Linguaggio chiaro e preciso, seppur legnoso, come ai vecchi tempi! Pare che in Italia non sia stato affatto Mussolini l’inventore degli arresti preventivi, i quali erano già stati attuati dal governo (del futuro antifascista) Nitti nel gennaio del 1920 alla vigilia di uno sciopero di ferrovieri. I trascinatori degli organismi di base furono prelevati dalla loro casa prima ancora che le agitazioni avessero inizio. Il regime totalitario fascista non fece altro che ripetere, estendere e consolidare questa prassi già in uso, mandando al confino o facendo arrestare teste calde non per qualcosa che avevano commesso, ma per ciò che avrebbero potuto commettere. Il regime totalitario democratico odierno, avendo già confinato in casa tutti i suoi sudditi col pretesto di un’epidemia, deve ricorrere al carcere per attuare questo medesimo intervento di rivendicata «strategica valenza preventiva»: quando il clima sociale è quello di una polveriera, chi mostra una certa passione per i fiammiferi deve essere neutralizzato. Non dopo, né durante, ma prima, possibilmente molto prima che divampi l’incendio. Colpire alcuni per avvisarne molti. Punto e basta, senza cavillose perdite di tempo o pedanterie giuridiche.

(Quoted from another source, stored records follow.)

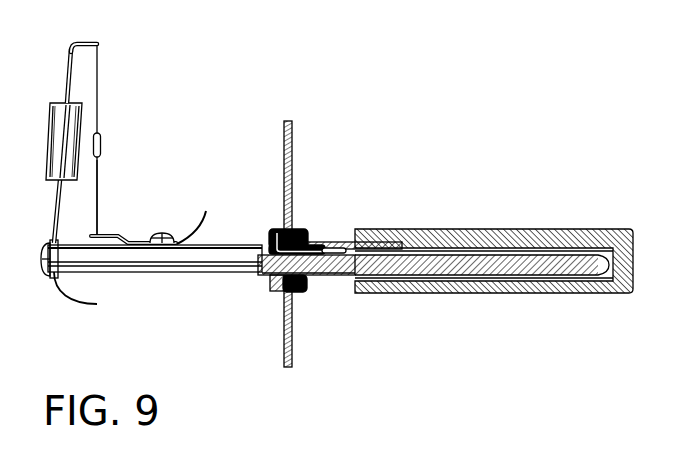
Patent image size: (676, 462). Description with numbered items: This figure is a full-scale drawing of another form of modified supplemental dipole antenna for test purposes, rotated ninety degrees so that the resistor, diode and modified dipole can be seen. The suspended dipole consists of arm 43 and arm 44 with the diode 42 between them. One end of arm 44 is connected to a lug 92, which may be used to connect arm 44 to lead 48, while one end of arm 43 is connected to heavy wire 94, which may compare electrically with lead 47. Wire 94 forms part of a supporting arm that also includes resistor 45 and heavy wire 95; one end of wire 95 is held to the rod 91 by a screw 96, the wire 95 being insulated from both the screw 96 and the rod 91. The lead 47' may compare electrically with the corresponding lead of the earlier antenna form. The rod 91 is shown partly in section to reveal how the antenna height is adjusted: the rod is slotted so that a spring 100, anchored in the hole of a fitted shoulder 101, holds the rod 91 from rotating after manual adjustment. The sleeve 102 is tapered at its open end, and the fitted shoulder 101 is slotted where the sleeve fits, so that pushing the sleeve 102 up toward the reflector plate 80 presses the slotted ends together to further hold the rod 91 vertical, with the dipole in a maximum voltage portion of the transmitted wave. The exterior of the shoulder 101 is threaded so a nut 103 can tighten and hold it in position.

The lead 47 is at (64, 36).
The lead 47' is at (73, 303).
The heavy wire 94 is at (64, 75).
The arm 43 is at (100, 91).
The resistor 45 is at (50, 151).
The diode 42 is at (101, 149).
The arm 44 is at (100, 210).
The lead 48 is at (190, 233).
The lug 92 is at (117, 239).
The heavy wire 95 is at (55, 221).
The screw 96 is at (41, 257).
The rod 91 is at (205, 244).
The reflector plate 80 is at (294, 171).
The spring 100 is at (342, 243).
The fitted shoulder 101 is at (271, 284).
The nut 103 is at (307, 288).
The sleeve 102 is at (477, 229).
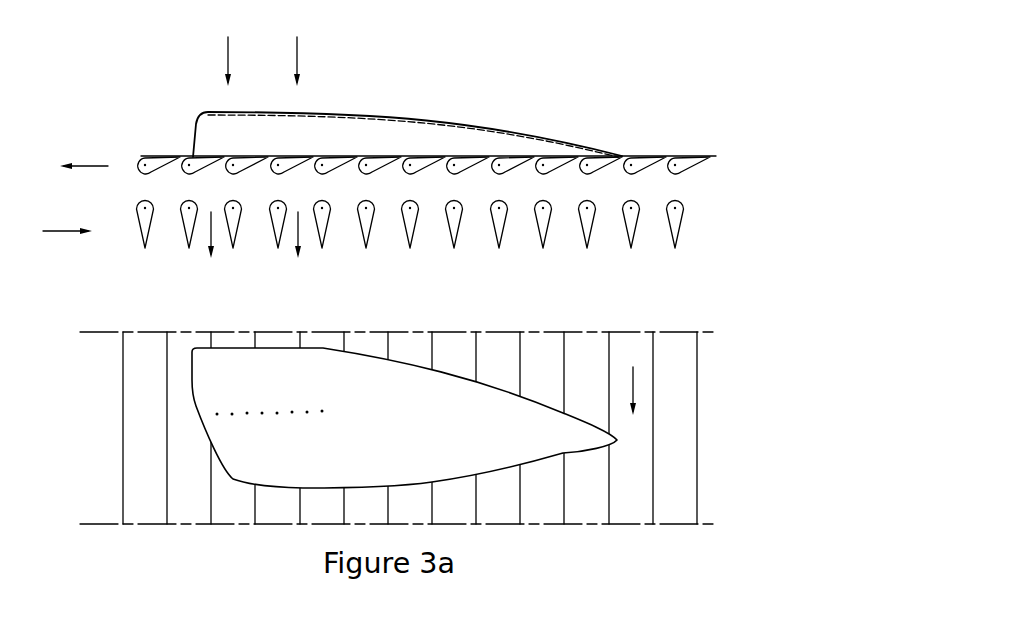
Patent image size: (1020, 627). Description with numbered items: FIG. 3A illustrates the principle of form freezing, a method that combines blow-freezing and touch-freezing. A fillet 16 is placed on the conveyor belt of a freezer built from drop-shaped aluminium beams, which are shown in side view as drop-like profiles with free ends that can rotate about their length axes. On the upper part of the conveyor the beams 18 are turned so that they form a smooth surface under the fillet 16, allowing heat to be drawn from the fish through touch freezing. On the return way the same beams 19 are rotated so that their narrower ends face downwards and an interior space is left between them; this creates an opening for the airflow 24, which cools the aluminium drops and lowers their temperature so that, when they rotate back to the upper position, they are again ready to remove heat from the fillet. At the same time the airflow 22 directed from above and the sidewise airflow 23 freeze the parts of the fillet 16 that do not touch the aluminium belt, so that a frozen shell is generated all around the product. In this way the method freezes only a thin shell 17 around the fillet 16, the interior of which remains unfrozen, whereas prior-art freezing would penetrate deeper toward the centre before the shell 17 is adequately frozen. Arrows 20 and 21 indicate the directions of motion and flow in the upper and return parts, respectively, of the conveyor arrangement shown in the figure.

The fillet 16 is at (367, 135).
The thin shell 17 is at (495, 125).
The drop-shape aluminium beams on upper part of conveyor 18 is at (697, 172).
The drop-shape aluminium beams on return way 19 is at (588, 228).
The direction of movement arrow 20 is at (79, 141).
The flow direction arrow 21 is at (67, 255).
The airflow from above 22 is at (262, 57).
The sidewise airflow 23 is at (662, 391).
The airflow opening 24 is at (254, 246).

Avendo già fatto strage di ogni minima libertà individuale — e dei diritti costituzionali da tanti strombazzati — fra il plauso o la comprensione di quasi tutte le sue vittime, cosa volete che sia per il potere fare una retata negli ambienti sovversivi indirizzata a reprimere ciò che si è e non ciò che si è fatto? Chi volete che se ne accorga, a parte i compagni degli arrestati, diretti o trasversali che siano? Chi volete che se ne adiri, i cittadini ammutoliti dalla mascherina e accecati dal disinfettante?
Beh, per lo meno un pregio lo ha avuto la schiettezza esibita dagli inquirenti. Spiegando quali siano le loro motivazioni, hanno mostrato anche quali siano le loro preoccupazioni. Diciamo che le hanno fatte intuire, capire, intravvedere… Per conoscerle fino in fondo, bisognerà osservarle più da vicino, toccarle, illuminarle. Magari con un fiammifero.